Anya Landau French at The Havana Note analyzes the current push by hardline anti-Castro Congressman David Rivera to reform the Cuban Adjustment Act. Currently, Cubans who reach the United States can become permanent residents after staying here for a year. He wants that to be five years, and prohibit them from returning to Cuba in the meantime. His rationale is that the law was intended to help political refugees, and if you are returning to Cuba quickly, clearly you are not facing persecution.
Actually, this makes some sense, but as she notes he does not take this to its logical conclusion, which is scrapping the Cuban Adjustment Act altogether:
So far, not even Rivera yet dares threaten the Cuban Adjustment Act and the benefits (which come with taxpayer-funded U.S. government benefits, by the way) afforded to Cuban Americans under it. Ask Rivera and he'll say it should stay in place because the "political situation [in Cuba] remains the same today," as it did when the Act was passed. But of course it hasn't remained the same; Cuban Americans aren't exiles the way they used to be.

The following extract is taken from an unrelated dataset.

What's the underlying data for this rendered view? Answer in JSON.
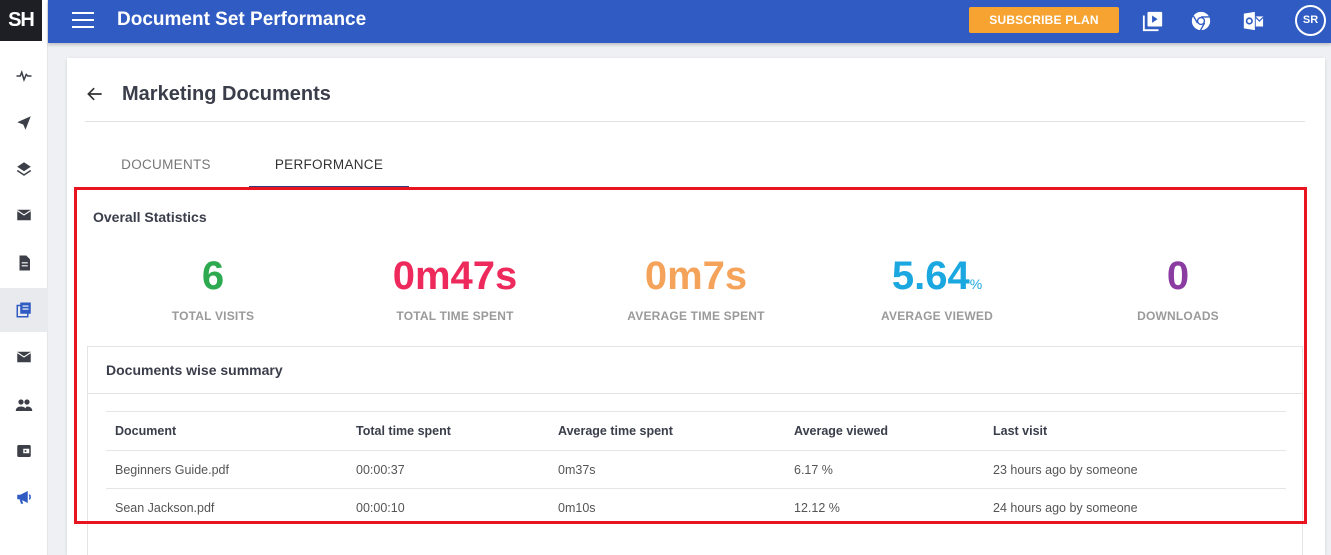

And it is precisely those changed political circumstances that led Rivera to introduce his bill.
Here's a question someone should and surely will put to the Congressman and his supporters of this ridiculous idea: if you're so worried about Cubans who emigrate from Cuba to the U.S. under the Cuban Adjustment Act returning 366 days later, "abusing" a law intended for refugees who couldn't return home, and these emigrants clearly don't fit the bill because they go home all the time (Thanks a lot, Obama!), why don't you simply propose repeal of the Cuban Adjustment Act?
Why not? Because that would mean admitting that Cubans are no longer FLEEING Cuba. And if America admits that the Cuban people are no longer fleeing the island as political refugees but are now mainly economic migrants - like, I don't know, Mexican migrants - then the foundation for this anachronistic and wasteful policy would surely crumble.
Even our immigration policy is rooted in an anachronistic view of Cuba. The vast majority of Cubans are coming for economic reasons, not political, and therefore we should treat them in the same manner as we do all other migrants (I think we should do so more rationally and humanely for all, but that is another story). The Cold War is over. Way, way over.
Regardless, Rivera is facing serious ethics investigations so may not be around for too long anyway.